Por Marcelo Rech, presidente-executivo da Associação Nacional de Jornais (ANJ)
Você já refletiu por que dedica atenção a um conteúdo – seja de caráter jornalístico ou de entretenimento? O que prende sua atenção? O que a desvia? Quando você se conecta e se desconecta de um conteúdo? E por quê?
Todas essas perguntas têm relação com um dos bens mais preciosos de nossa era: o tempo. A tecnologia pode avançar sem limites, com inteligência artificial, 5G, 8k ou 1000 mega de internet, mas tudo esbarra num simples e imutável fato da vida: as 24 horas do dia não são elásticas, não ao menos sem comprometer a saúde. Então, é melhor que esse bem precioso seja despendido em algo que faça sentido em sua vida e a transforme positivamente, bem como a sociedade de uma forma geral.
Tais reflexões se tornaram cruciais para o modo de vida que teremos daqui para a frente. Não é apenas a separação entre verdade e mentira, realidade e fantasia, que definirão o resto de nosso século, mas o que elas significam em termos práticos nas nossas vidas: a escolha entre democracias versus autocracias, populismo versus sinceridade, estabilidade versus desarmonia social.
A imprensa não é a solução para todos os dilemas de nossos tempos, mas tente imaginar um mundo sem ela. Quem faria a depuração entre fatos e rumores? Como confiar em algo ou alguma instituição se não houvesse um certificado de credibilidade conferido por uma cobertura jornalística séria e independente? Quem noticiaria o surgimento de um novo golpe cibernético nos quais pessoas perdem suas economias? Quem investigaria corrupção e outros delitos quando os órgãos governamentais se mostram lentos ou negligentes? Quem trataria das mazelas das big techs e dos riscos que as redes sociais impõem para a estabilidade emocional, política e econômica? Finalmente, quem exporia o poder de corruptos e autocratas e as ameaças às democracias?
Como usar adequadamente o seu tempo ao se informar deveria ser uma pergunta a nos fazermos constantemente, seja para não cairmos nas armadilhas do engajamento de plataformas tecnológicas, seja para não desperdiçarmos nossa curiosidade com montanhas de inutilidades e futilidades.

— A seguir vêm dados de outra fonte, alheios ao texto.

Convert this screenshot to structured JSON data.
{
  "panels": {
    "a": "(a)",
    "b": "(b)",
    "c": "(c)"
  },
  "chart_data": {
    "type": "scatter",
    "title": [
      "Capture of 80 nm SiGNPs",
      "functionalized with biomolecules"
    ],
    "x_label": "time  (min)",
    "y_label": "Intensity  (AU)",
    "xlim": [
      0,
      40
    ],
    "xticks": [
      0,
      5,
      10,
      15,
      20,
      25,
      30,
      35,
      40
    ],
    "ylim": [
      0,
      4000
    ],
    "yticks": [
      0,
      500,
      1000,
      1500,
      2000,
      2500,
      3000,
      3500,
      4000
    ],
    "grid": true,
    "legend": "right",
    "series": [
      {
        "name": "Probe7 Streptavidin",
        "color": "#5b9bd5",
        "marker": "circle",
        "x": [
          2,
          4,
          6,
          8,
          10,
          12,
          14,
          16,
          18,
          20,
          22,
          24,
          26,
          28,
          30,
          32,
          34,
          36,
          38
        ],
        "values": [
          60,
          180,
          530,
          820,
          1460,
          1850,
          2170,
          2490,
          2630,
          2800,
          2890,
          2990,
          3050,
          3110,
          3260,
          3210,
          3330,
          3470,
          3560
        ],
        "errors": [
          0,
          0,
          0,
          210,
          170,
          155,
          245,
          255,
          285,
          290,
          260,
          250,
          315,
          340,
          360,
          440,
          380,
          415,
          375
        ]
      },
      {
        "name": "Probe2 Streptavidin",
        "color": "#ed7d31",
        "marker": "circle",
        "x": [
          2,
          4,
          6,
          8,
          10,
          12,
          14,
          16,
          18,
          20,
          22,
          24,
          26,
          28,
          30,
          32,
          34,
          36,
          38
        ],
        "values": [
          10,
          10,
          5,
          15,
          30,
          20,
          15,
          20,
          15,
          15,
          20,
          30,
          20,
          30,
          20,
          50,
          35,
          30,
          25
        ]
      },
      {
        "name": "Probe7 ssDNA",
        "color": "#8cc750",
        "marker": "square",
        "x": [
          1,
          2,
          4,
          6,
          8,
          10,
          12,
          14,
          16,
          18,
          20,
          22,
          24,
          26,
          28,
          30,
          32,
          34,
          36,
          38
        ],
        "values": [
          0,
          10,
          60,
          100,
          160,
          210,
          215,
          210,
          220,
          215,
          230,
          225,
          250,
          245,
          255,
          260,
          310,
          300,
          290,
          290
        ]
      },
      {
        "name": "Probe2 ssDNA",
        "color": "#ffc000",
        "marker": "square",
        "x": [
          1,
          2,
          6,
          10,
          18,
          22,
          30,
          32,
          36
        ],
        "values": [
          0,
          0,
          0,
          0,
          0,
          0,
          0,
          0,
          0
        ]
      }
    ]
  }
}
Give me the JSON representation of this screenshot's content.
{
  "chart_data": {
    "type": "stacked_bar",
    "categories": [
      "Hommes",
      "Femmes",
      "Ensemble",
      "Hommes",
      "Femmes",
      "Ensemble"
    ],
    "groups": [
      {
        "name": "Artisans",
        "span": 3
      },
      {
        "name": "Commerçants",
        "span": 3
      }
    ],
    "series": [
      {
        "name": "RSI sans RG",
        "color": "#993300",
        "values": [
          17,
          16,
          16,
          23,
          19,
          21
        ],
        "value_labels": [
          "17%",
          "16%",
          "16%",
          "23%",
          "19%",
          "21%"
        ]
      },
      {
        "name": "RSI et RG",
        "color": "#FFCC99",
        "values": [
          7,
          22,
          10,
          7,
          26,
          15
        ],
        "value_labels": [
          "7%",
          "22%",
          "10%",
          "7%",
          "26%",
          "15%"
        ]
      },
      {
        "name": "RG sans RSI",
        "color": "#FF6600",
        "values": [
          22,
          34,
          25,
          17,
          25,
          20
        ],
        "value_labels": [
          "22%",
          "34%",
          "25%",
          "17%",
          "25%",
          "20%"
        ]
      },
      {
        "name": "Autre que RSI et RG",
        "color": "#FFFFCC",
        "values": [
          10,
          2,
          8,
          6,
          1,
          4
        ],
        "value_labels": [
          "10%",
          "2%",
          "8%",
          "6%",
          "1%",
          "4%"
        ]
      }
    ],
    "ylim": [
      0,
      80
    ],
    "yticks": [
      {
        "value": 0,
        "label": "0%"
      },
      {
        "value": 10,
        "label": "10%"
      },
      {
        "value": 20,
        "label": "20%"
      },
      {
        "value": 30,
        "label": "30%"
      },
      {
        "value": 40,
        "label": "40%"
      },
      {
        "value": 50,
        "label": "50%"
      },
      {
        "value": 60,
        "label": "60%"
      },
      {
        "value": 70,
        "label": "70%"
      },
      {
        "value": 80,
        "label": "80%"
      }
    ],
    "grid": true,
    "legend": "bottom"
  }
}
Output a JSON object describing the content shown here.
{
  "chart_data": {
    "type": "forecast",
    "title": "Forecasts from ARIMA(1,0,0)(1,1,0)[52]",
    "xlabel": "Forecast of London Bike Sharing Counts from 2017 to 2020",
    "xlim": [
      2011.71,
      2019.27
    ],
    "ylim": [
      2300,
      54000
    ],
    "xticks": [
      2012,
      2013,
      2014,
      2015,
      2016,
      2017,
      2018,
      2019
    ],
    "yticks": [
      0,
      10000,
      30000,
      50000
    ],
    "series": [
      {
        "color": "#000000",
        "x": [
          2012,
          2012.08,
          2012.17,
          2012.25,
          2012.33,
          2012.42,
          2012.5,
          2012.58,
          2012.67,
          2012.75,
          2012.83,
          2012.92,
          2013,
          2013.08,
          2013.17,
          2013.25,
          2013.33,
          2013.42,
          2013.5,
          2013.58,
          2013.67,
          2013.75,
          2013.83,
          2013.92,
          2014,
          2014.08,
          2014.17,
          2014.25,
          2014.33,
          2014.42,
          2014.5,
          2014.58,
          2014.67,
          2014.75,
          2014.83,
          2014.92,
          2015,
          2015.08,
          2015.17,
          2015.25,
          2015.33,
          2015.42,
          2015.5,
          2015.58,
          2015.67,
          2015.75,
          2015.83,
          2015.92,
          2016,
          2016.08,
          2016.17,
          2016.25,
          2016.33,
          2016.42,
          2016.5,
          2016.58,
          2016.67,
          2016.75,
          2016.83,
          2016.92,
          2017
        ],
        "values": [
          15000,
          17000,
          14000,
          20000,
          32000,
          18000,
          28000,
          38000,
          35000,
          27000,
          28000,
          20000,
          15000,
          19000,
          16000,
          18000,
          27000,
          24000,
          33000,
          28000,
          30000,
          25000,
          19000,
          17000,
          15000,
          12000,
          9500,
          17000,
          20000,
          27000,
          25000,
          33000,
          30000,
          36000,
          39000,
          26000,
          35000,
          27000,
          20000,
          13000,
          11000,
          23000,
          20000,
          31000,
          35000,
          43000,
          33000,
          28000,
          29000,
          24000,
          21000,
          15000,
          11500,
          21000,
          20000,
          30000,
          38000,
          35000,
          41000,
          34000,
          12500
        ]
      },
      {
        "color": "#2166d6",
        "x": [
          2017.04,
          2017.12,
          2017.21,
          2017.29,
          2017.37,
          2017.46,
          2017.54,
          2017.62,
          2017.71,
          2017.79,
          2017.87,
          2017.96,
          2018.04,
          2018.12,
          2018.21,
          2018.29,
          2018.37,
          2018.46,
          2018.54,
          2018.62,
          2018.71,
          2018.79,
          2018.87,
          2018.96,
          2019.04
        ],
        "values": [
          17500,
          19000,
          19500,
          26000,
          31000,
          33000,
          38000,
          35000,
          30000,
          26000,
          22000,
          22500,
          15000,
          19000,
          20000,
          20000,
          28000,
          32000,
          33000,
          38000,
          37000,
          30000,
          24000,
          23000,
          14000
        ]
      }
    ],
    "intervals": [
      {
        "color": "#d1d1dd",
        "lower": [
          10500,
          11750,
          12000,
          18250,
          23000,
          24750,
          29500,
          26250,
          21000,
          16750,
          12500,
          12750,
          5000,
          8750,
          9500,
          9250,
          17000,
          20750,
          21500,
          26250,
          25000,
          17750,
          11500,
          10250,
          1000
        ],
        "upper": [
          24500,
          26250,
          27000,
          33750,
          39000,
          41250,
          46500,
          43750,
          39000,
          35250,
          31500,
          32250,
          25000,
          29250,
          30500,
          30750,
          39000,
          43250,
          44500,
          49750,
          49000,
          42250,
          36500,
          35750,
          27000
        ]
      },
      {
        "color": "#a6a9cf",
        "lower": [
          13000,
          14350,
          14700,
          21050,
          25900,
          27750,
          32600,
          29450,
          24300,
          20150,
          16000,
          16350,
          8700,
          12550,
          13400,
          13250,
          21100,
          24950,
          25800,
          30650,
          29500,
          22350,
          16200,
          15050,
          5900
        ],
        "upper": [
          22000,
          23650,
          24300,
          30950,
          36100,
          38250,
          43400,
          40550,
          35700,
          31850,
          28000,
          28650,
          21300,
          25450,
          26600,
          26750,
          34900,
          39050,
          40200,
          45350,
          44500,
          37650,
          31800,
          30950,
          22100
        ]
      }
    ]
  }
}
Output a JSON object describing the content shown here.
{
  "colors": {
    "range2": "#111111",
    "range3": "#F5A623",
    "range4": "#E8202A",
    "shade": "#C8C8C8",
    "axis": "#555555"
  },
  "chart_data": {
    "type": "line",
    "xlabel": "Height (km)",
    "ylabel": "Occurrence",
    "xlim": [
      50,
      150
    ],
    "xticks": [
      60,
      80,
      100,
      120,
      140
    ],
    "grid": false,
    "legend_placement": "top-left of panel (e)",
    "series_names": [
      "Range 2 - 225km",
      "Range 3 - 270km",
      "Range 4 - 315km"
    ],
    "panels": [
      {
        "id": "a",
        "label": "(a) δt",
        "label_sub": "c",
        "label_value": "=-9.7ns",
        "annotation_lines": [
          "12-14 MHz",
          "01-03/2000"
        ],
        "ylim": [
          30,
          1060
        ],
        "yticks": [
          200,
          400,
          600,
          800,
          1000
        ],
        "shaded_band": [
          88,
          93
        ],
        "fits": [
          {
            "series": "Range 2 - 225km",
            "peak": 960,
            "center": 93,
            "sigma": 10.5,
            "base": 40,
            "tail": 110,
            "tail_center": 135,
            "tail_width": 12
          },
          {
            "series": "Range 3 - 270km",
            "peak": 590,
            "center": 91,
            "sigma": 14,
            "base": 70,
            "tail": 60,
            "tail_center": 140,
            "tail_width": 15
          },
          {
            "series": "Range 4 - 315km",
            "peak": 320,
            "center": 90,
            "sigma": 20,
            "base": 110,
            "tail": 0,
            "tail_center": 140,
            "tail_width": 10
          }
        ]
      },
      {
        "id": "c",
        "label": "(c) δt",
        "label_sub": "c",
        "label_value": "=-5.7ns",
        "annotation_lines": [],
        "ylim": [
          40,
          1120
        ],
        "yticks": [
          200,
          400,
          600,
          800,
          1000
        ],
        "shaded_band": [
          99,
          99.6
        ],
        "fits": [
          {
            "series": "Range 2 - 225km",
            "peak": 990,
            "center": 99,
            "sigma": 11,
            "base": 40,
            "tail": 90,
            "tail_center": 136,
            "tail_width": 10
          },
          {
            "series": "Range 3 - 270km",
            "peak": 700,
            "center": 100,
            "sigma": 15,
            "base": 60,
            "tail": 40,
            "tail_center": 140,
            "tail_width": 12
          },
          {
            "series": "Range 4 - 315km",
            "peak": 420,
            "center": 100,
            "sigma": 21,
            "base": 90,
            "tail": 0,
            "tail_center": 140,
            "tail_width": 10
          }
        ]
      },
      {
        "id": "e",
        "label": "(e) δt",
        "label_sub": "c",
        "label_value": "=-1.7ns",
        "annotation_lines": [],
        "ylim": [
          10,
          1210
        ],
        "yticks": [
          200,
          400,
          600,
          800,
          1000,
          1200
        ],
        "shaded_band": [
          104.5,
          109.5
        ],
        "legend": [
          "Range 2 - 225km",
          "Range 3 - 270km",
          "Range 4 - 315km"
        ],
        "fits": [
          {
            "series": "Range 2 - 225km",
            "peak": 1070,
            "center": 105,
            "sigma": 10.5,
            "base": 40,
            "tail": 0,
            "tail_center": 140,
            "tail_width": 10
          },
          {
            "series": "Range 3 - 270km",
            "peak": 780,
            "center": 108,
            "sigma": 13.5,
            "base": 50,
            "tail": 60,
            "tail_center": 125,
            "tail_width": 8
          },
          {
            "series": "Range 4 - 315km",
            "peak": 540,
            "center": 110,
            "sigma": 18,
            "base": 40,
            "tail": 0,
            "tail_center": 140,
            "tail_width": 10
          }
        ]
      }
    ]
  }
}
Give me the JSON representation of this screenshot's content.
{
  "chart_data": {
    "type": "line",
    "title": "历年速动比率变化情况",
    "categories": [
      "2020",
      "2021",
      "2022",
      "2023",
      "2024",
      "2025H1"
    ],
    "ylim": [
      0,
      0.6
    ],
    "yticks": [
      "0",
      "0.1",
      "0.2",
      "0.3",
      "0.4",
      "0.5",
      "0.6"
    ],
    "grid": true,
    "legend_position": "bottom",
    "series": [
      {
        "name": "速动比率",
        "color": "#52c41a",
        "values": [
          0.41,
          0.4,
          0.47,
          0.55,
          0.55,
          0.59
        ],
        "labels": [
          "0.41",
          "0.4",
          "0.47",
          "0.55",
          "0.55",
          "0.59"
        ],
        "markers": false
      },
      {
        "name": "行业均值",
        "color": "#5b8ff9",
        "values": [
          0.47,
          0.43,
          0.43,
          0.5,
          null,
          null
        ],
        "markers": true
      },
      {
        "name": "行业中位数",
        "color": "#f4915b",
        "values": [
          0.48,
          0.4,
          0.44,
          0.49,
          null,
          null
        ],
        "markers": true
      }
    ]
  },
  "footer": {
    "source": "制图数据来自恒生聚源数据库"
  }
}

Os produtores de jornalismo independente não são imunes a problemas, a começar pela sustentabilidade da atividade. Com algumas poucas exceções, a imensa maioria dos veículos sobrevive com um modelo de negócios que sofre com a assimetria regulatória das plataformas de tecnologia. Por estarem baseados na confiança, nenhum veículo também sobrevive abrindo mão da ética ou tornando elásticos seus conceitos de veracidade e responsabilidade na divulgação de conteúdos, como fazem as big techs.
De uma forma sintética, pode-se fazer uma analogia do fenômeno das big techs com o aquecimento global. Em seus modelos de negócios, as grandes plataformas produzem como efeito colateral uma poluição social que ameaça a sanidade mental e a estabilidade do planeta. Nada mais justo, portanto, que essas plataformas paguem uma taxa de sustentação do jornalismo profissional, que faz a limpeza de grande parte desta poluição social. A lógica é simples: quem suja o ecossistema deve pagar pelo menos uma parte a quem limpa.
Essa pode ser a maior contribuição das big techs para o futuro do planeta: impedir, por meio do financiamento de um jornalismo diversificado, robusto e independente, que a humanidade siga marchando para o abismo, e nos levando juntos na esteira de crendices, charlatães e vigaristas variados que souberam tirar proveito das brechas abertas pelo universo dos algoritmos.